Hadley concluded that, " Only against ballistic missiles does the United States remain vulnerable through continued adherence to the ABM Treaty. Also that , interim "quick fixes" offering even the most limited capability against the ballistic missile threat would provide a deterrent to countries now seeking these weapons; the so-called "scarecrow defense." In this way, Hadley argued, the United States would have an "emergency deployment option" in case of crisis. The way around amending the 1972 Anti-Ballistic Missile (ABM) treaty would be to declare the system "temporary".

Anything to get the industry in the Pentagon chow line. Its clear that no matter what the obstacles or objections, Hadley would insist that the constructs of a new missile defense regime were essential to the nation's defense.

In October of 2003, senior U.S. military officer warned that, "Space may become a war zone in the not-too-distant future," in an apparent reaction to China becoming the third country besides the U.S. and Russia to put a man in space. "In my view it will not be long before space becomes a battleground," Lieutenant General Edward Anderson, Deputy Commander, United States Northern Command, and Vice Commander, U.S. Element, North American Aerospace Defense Command, said at a geospatial intelligence conference in New Orleans the same year. "Our military forces depend very, very heavily on space capabilities, and so that is a statement of the obvious to our potential threat, whoever that may be," he said.

"They can see that one of the ways that they can certainly diminish our capabilities will be to attack the space systems," said Anderson, who formerly served as a space acquisitions and appropriations warrior in the Space Battle Lab. "Now how they do that and who that's going to be I can't tell you in this audience," he warned ominously.
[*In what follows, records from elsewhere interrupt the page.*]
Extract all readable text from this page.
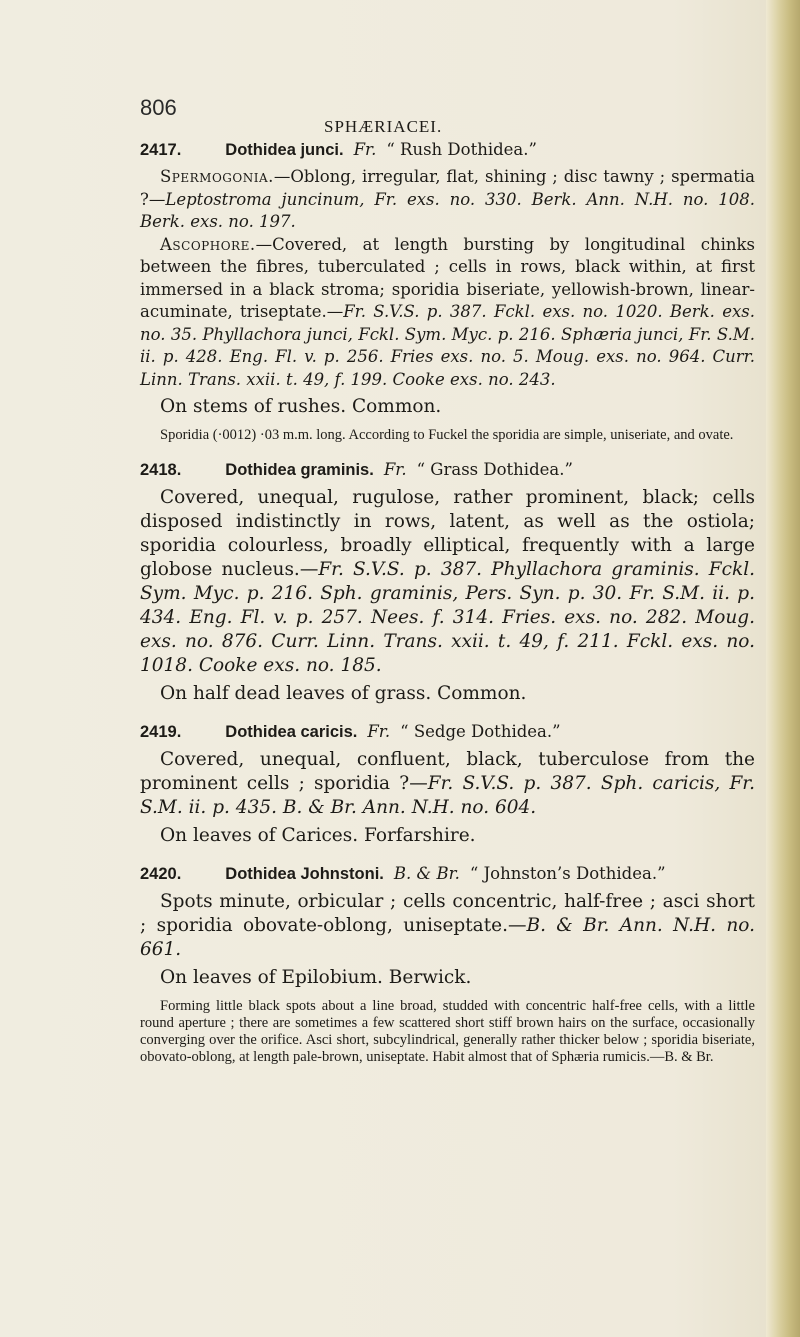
806
SPHÆRIACEI.

2417.	Dothidea junci. Fr. “ Rush Dothidea.”

Spermogonia.—Oblong, irregular, flat, shining ; disc tawny ; spermatia ?—Leptostroma juncinum, Fr. exs. no. 330. Berk. Ann. N.H. no. 108. Berk. exs. no. 197.

Ascophore.—Covered, at length bursting by longitudinal chinks between the fibres, tuberculated ; cells in rows, black within, at first immersed in a black stroma; sporidia biseriate, yellowish-brown, linear-acuminate, triseptate.—Fr. S.V.S. p. 387. Fckl. exs. no. 1020. Berk. exs. no. 35. Phyllachora junci, Fckl. Sym. Myc. p. 216. Sphæria junci, Fr. S.M. ii. p. 428. Eng. Fl. v. p. 256. Fries exs. no. 5. Moug. exs. no. 964. Curr. Linn. Trans. xxii. t. 49, f. 199. Cooke exs. no. 243.

On stems of rushes. Common.

Sporidia (·0012) ·03 m.m. long. According to Fuckel the sporidia are simple, uniseriate, and ovate.

2418.	Dothidea graminis. Fr. “ Grass Dothidea.”

Covered, unequal, rugulose, rather prominent, black; cells disposed indistinctly in rows, latent, as well as the ostiola; sporidia colourless, broadly elliptical, frequently with a large globose nucleus.—Fr. S.V.S. p. 387. Phyllachora graminis. Fckl. Sym. Myc. p. 216. Sph. graminis, Pers. Syn. p. 30. Fr. S.M. ii. p. 434. Eng. Fl. v. p. 257. Nees. f. 314. Fries. exs. no. 282. Moug. exs. no. 876. Curr. Linn. Trans. xxii. t. 49, f. 211. Fckl. exs. no. 1018. Cooke exs. no. 185.

On half dead leaves of grass. Common.

2419.	Dothidea caricis. Fr. “ Sedge Dothidea.”

Covered, unequal, confluent, black, tuberculose from the prominent cells ; sporidia ?—Fr. S.V.S. p. 387. Sph. caricis, Fr. S.M. ii. p. 435. B. & Br. Ann. N.H. no. 604.

On leaves of Carices. Forfarshire.

2420.	Dothidea Johnstoni. B. & Br. “ Johnston’s Dothidea.”

Spots minute, orbicular ; cells concentric, half-free ; asci short ; sporidia obovate-oblong, uniseptate.—B. & Br. Ann. N.H. no. 661.

On leaves of Epilobium. Berwick.

Forming little black spots about a line broad, studded with concentric half-free cells, with a little round aperture ; there are sometimes a few scattered short stiff brown hairs on the surface, occasionally converging over the orifice. Asci short, subcylindrical, generally rather thicker below ; sporidia biseriate, obovato-oblong, at length pale-brown, uniseptate. Habit almost that of Sphæria rumicis.—B. & Br.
In a Reuters article published in the same month as Anderson's remarks, Rich Haver, former special assistant for intelligence to Donald Rumsfeld, said he expected battles in space within the next two decades. "I believe space is the place we will fight in the next 20 years," said Haver, then vice president for intelligence strategy at Northrop Grumman Mission Systems. (sincere, concerned look on his face as he speaks) "There are executive orders that say we don't want to do that," Haver explained. "There's been a long-standing U.S. policy to try to keep space a peaceful place, but ... we have in space assets absolutely essential to the conduct of our military operations (and our portfolios), absolutely essential to our national security. They have been there for many years," he said.

"When the true history of the Cold War is written and all the classified items are finally unclassified, I believe that historians will note that it was in space that a significant degree of this country's ability to win the Cold War was embedded," Haver warned. Responding to a question about the implications of China sending a man into space, Haver said: "I think the Chinese are telling us they're there, and I think if we ever wind up in a confrontation again with any one of the major powers who has a space capability we will find space is a battleground."

North Korea's nuclear testing may have given George Bush the pretext he needs to continue his military industry cabal's drive to militarize space. It doesn't take much imagination to suppose that space could end up looking very much like Iraq, if Bush and his cronies have their way with our space budget and are allowed to throw what's left of our defense dollars into the air to fulfill the PNAC wish list. The White House National Space Policy is just a cynical bid to Congress, looking for permission and walking-around money for Bush and Rumsfeld to play Star Wars. If we give Bush his way, we will soon forget about all about of the damage he's done here on earth. Just wait until someone gives him room to spread his military toys and their destructive muckraking all around the rest of the universe.